I’m heartbroken. I wanted to watch Mrs. Chan and Mr. Chow forever, dancing back and forth in slow motion, captured in the timeless rhythm of Wong Kar Wai’s directing. Despite the titles which fix the story in Hong Kong: 1962 and Singapore: 1963 and Cambodia: 1966 — despite them, there’s no chronology to it. There are panes of glass layered one on top of another, and you peer through them murkily, making out the outline of a fruitless love affair.
They are always meeting. They are always falling in love. They are always losing one another. The echoes are endless. Maggie Cheung and Tony Leung are the iconic actors of the moment, and the Amah is played by Chin Tsi-ang, who was the first female martial arts film star in the 1930s. Mr. Ho — himself played by a matinee idol of the 50s — is having an affair, so as to echo the affair of the unseen spouses.

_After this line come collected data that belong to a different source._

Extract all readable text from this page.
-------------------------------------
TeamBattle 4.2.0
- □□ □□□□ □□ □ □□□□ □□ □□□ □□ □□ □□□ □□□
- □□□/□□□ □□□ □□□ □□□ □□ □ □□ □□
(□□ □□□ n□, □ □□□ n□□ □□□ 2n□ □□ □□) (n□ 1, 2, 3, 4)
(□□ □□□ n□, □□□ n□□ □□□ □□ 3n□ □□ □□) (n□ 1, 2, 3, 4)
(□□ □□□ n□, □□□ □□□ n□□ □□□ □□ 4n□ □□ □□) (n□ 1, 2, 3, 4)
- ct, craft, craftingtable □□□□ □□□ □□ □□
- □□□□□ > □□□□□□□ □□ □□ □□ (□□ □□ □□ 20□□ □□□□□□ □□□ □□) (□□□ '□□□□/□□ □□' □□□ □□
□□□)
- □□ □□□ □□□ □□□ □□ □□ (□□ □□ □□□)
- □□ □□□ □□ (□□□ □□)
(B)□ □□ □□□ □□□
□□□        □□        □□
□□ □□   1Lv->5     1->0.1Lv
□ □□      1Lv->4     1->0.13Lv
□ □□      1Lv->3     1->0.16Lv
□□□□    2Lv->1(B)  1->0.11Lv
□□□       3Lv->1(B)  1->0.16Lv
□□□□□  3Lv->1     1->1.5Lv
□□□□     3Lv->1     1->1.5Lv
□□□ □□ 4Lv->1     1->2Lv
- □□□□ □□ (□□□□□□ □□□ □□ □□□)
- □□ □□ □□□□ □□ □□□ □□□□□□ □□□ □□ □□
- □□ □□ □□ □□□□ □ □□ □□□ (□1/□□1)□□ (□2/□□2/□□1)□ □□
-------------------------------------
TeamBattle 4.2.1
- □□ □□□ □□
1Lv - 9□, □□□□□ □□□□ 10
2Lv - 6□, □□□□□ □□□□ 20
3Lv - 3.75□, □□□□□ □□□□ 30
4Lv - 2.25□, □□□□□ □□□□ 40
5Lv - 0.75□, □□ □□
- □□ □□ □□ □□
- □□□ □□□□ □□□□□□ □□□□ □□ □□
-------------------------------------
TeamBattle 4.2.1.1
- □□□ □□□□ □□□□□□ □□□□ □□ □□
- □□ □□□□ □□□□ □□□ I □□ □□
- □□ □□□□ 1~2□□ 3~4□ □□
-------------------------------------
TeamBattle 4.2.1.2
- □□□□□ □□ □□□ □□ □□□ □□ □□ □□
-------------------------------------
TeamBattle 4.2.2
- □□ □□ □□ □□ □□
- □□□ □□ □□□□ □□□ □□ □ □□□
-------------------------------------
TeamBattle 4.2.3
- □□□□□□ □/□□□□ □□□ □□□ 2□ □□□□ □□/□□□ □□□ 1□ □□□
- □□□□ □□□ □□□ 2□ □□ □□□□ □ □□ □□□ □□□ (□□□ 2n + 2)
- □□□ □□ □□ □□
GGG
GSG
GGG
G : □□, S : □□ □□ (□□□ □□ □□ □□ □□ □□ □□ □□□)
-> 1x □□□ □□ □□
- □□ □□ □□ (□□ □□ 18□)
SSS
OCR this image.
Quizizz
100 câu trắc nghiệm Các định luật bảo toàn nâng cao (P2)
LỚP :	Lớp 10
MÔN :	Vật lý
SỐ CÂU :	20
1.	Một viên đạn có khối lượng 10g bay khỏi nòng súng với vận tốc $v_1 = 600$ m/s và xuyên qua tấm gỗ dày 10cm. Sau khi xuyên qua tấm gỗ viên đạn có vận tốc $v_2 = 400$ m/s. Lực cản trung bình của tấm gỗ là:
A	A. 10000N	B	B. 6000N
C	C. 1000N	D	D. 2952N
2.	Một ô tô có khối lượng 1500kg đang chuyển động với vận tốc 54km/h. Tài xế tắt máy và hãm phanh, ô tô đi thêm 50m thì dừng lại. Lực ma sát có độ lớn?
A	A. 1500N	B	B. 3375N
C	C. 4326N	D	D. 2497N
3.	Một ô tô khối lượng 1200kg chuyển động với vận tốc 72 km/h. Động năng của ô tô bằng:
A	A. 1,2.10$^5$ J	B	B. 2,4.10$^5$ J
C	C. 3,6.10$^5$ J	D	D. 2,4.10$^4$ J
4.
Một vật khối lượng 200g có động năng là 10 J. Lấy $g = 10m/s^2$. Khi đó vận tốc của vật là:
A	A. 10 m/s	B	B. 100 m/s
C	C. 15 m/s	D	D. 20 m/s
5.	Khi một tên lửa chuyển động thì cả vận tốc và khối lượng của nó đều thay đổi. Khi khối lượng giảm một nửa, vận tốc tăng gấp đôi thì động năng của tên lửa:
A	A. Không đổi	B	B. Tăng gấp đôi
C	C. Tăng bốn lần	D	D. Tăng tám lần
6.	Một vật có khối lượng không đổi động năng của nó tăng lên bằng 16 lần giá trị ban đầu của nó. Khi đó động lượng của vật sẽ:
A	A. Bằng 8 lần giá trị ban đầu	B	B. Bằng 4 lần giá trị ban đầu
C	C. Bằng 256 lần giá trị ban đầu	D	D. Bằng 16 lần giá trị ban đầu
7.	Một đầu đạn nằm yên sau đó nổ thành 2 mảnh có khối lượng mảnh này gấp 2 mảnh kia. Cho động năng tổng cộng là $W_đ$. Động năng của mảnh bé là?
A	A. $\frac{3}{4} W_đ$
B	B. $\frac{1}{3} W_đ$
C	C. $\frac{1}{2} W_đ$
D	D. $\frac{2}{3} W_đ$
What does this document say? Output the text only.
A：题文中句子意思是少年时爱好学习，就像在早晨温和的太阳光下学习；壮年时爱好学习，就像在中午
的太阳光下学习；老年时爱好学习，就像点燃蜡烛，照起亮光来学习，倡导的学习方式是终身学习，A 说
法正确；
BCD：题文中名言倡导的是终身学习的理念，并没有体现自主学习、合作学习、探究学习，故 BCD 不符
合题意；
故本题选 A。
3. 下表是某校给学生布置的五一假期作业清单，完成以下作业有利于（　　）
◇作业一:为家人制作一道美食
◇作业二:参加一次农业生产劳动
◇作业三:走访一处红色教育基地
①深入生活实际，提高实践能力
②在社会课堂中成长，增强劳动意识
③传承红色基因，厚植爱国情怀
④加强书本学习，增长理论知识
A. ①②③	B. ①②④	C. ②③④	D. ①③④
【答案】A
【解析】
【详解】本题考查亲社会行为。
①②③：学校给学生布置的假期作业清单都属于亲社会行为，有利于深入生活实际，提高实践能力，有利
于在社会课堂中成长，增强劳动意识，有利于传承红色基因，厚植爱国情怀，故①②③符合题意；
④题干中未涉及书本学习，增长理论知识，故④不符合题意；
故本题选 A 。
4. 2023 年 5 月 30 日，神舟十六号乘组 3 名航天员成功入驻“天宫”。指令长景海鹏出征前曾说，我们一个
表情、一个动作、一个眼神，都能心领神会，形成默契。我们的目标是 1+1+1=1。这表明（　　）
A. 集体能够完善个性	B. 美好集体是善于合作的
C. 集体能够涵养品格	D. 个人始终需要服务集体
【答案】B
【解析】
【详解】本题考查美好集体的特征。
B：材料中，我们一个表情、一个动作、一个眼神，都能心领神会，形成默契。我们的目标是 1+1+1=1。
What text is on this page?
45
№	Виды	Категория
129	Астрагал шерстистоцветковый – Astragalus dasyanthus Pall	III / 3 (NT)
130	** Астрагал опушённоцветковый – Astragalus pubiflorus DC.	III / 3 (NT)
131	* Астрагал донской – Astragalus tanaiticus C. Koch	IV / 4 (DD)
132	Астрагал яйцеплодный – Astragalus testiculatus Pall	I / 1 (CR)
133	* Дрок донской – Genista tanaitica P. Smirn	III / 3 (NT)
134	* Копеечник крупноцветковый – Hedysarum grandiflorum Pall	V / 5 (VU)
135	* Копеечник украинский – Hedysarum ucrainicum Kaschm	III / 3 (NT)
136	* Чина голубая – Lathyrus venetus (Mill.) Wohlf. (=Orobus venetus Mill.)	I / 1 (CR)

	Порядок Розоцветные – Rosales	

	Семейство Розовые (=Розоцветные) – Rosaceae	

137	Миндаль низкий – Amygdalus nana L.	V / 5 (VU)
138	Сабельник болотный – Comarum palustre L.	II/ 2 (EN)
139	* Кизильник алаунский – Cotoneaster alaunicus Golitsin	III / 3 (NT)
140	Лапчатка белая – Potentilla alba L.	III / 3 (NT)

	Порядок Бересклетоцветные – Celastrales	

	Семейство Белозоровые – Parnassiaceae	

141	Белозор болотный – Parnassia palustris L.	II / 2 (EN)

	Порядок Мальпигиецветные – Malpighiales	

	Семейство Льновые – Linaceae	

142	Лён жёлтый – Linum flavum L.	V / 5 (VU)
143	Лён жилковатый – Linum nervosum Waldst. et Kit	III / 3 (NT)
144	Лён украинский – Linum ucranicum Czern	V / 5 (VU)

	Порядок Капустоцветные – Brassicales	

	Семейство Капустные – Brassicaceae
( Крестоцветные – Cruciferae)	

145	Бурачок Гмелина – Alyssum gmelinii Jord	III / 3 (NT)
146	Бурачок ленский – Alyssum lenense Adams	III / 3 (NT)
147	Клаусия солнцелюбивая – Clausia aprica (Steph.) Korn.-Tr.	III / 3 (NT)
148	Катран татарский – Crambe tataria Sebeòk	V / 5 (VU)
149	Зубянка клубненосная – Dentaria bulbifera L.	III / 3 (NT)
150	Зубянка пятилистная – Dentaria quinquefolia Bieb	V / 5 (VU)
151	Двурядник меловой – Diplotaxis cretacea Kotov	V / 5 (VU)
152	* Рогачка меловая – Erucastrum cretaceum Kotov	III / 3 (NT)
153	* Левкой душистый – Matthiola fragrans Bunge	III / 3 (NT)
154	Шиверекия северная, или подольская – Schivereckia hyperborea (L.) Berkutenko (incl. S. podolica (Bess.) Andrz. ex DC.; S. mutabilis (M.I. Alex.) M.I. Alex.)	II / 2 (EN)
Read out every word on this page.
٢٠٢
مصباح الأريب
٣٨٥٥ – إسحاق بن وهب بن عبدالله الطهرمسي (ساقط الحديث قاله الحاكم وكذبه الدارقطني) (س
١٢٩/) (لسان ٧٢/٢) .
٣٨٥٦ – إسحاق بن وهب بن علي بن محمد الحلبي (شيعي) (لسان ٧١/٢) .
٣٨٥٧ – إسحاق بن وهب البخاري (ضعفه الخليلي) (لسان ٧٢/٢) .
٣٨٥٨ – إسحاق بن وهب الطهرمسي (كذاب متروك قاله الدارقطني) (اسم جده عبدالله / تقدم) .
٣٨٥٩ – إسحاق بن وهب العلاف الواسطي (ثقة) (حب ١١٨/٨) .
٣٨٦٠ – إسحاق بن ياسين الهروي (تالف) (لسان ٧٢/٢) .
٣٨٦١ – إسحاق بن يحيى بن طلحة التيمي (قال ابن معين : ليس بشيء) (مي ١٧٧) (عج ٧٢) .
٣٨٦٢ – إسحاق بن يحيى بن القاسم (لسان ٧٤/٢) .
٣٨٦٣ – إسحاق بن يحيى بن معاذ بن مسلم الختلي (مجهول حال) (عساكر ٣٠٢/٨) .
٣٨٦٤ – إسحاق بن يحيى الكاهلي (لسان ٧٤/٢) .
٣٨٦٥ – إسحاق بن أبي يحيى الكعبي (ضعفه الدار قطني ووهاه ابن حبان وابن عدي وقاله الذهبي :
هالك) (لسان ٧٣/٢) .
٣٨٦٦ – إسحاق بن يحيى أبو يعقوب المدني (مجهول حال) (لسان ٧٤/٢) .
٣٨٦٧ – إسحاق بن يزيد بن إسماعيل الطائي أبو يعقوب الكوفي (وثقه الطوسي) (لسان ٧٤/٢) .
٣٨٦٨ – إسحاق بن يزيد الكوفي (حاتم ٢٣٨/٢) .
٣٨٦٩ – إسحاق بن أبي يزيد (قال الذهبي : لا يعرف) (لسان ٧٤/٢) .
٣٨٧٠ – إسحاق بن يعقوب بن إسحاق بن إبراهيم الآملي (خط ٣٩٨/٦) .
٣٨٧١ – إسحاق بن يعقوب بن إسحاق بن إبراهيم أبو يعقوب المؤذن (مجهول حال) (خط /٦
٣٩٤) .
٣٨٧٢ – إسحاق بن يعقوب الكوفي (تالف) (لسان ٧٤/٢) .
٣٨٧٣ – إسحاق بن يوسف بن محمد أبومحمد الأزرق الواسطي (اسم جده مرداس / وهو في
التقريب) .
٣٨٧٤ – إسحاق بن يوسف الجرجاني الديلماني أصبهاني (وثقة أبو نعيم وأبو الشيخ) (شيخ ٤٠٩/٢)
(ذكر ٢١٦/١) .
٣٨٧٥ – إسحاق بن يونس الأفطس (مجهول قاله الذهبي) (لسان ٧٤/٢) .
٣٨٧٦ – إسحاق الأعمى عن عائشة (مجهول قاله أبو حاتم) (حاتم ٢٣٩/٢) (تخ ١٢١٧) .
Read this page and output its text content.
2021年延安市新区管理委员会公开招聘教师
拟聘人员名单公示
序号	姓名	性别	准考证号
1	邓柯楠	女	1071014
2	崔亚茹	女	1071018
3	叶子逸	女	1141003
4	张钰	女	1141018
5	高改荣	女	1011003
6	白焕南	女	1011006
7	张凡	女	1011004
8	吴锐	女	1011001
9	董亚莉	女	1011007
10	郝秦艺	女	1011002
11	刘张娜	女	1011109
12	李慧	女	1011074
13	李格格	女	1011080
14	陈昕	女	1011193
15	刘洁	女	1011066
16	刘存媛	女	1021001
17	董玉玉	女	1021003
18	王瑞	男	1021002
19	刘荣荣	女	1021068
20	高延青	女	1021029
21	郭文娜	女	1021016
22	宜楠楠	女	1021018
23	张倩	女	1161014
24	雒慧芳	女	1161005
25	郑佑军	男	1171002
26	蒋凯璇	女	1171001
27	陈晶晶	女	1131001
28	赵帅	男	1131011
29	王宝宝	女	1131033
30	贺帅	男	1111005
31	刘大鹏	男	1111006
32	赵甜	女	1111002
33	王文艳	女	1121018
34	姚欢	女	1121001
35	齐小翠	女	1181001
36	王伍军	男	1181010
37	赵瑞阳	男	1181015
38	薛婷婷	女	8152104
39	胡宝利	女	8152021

There’s always a mirror, and when there isn’t a mirror, there’s a frame.
They interact through echoes. They cannot speak of love, so they echo the affair they’ve discovered their spouses are having. One almost thinks that the violation, when it occurs, is not that one of them speaks of love; it’s more that the mirror is broken. The dance could have continued forever if, always if.
I could write about it forever, too, but I’m heartbroken. In The Mood For Love, but it’s a very literal title: a mood is a long way away from fulfillment.